Unseren neuen Kommentar für den 11.12.16 finden Sie hier.


Spekulanten bekamen Angst

Knapp ist allenfalls Benzin. Selbst diese Feststellung gilt als Momentaufnahme. Sie kann sich in den kommenden Wochen ändern, wenn in den USA auf Grund der hohen Benzinpreise weniger Sprit als üblich gekauft werden sollte. Rohöl und Heizöl ist reichlich vorhanden. Vor diesem Hintergrund entschlossen sich Spekulanten gestern, ihre Positionen auf steigende Preise zu eliminieren.
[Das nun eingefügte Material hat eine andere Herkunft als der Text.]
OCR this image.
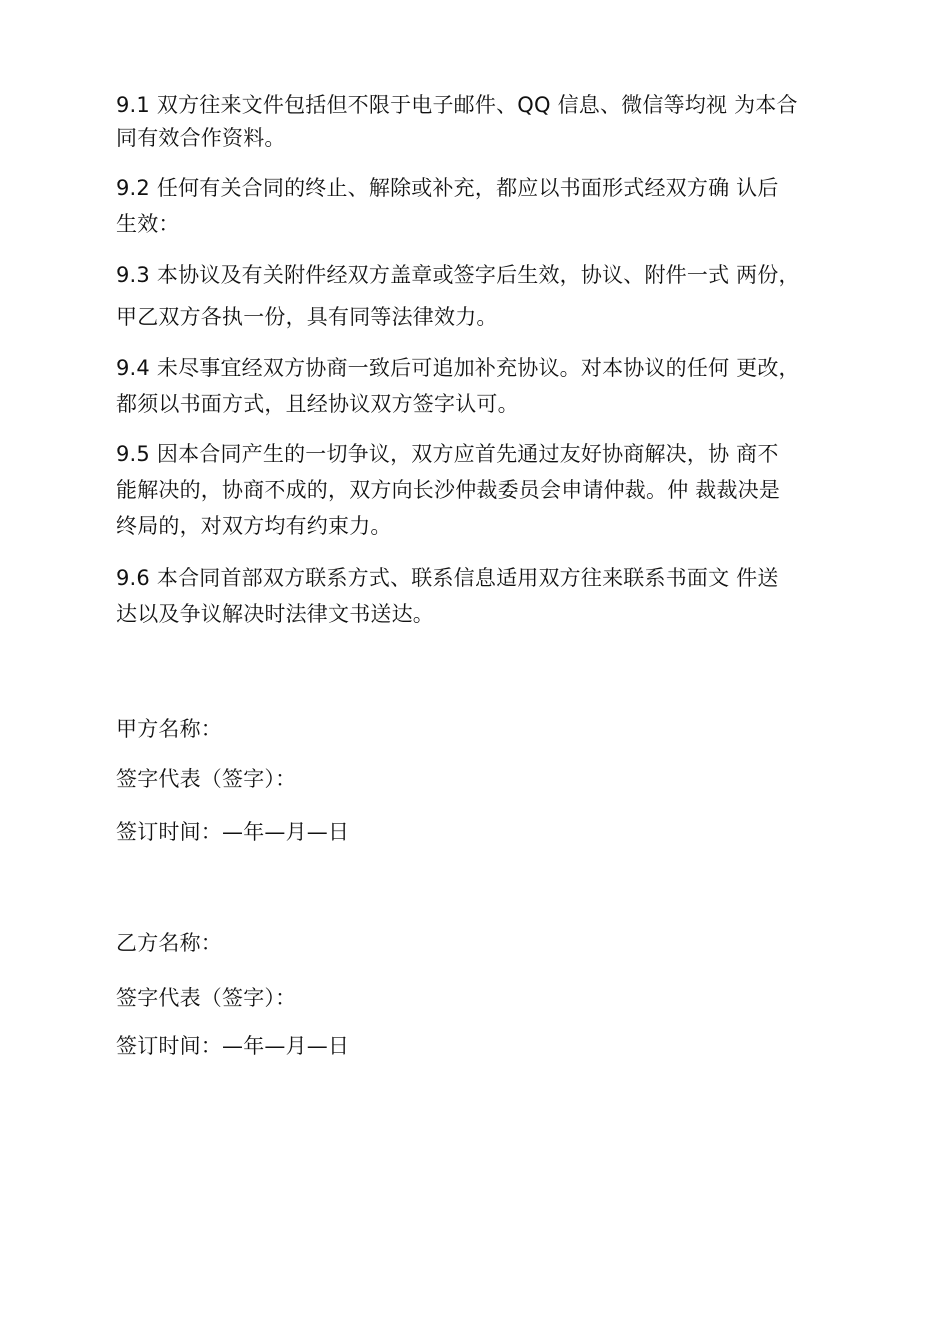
9.1 双方往来文件包括但不限于电子邮件、QQ 信息、微信等均视 为本合
同有效合作资料。
9.2 任何有关合同的终止、解除或补充，都应以书面形式经双方确 认后
生效：
9.3 本协议及有关附件经双方盖章或签字后生效，协议、附件一式 两份，
甲乙双方各执一份，具有同等法律效力。
9.4 未尽事宜经双方协商一致后可追加补充协议。对本协议的任何 更改，
都须以书面方式，且经协议双方签字认可。
9.5 因本合同产生的一切争议，双方应首先通过友好协商解决，协 商不
能解决的，协商不成的，双方向长沙仲裁委员会申请仲裁。仲 裁裁决是
终局的，对双方均有约束力。
9.6 本合同首部双方联系方式、联系信息适用双方往来联系书面文 件送
达以及争议解决时法律文书送达。
甲方名称：
签字代表（签字）：
签订时间：—年—月—日
乙方名称：
签字代表（签字）：
签订时间：—年—月—日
Eine kräftige Abwärtsreaktion war die Folge. Für Rohöl und Heizöl bedeutet das eine Festigung ihrer Seitwärtstrends. Die Preise drohten in den letzten Tagen in Richtung Aufwärtstrend abzugleiten. Seine bullische Note hat der Markt durch die gestrige Bewegung allerdings noch nicht in Gänze verloren. Der Dollar wird von positiven Konjunkturdaten und vom steigenden Verbrauchervertrauen in den USA unterstützt. Er hält seinen moderaten Aufwärtstrend.
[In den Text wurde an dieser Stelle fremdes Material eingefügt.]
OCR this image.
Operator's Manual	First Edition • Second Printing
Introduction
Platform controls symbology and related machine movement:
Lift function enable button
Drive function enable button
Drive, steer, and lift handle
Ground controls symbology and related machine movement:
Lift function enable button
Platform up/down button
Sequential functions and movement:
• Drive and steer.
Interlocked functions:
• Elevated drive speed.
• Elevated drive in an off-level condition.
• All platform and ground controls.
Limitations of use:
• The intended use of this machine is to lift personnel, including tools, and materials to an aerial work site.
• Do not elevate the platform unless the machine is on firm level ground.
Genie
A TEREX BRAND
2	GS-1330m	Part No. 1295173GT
preistreibende (bullische) Einflüsse: Raffinerieprobleme in den USA
Atomstreit mit dem Iran und Sanktionen
Rebellen kündigen weitere Ausfälle in Nigeria an
Negative Hurrikanprognosen für die USA
EIA erhöht Nachfrageprognose

preisdrückende (bärische) Einflüsse: Leichte Entspannung in Nigeria
USA und Iran verhandeln über Irak
Bestandsaufbau in den USA erwartet
US-Benzinnachfrage könnte sinken
Hohes Rohölangebot in den USA
Nigeria wird stillgelegtes Ölfeld im Juni reaktivieren

Unsere Heizölpreise geben nach. Sie bleiben damit ihrem Seitwärtstrend treu. Der Handel hatte die letzte Preisspitze des Weltmarkts für den Binnenmarkt mit schmerzhaftem Margenverzicht geschliffen. Gestern gaben die Preise weltweit nach. Damit kann der Handel wenigstens wieder eine Minimalmarge einpreisen. Für Verbraucher hat sich die Lage gegenüber dem Vorjahr gebessert. Heizöl ist rund zehn Prozent günstiger. Für Händler ist die Lage weiterhin schlecht. Heizöl wird immer noch nicht gekauft. Die Wahrscheinlichkeit einer sprunghaften Nachfragesteigerung im Herbst ist groß. Das würde die Preise und die Lieferzeiten ebenfalls sprunghaft steigen lassen.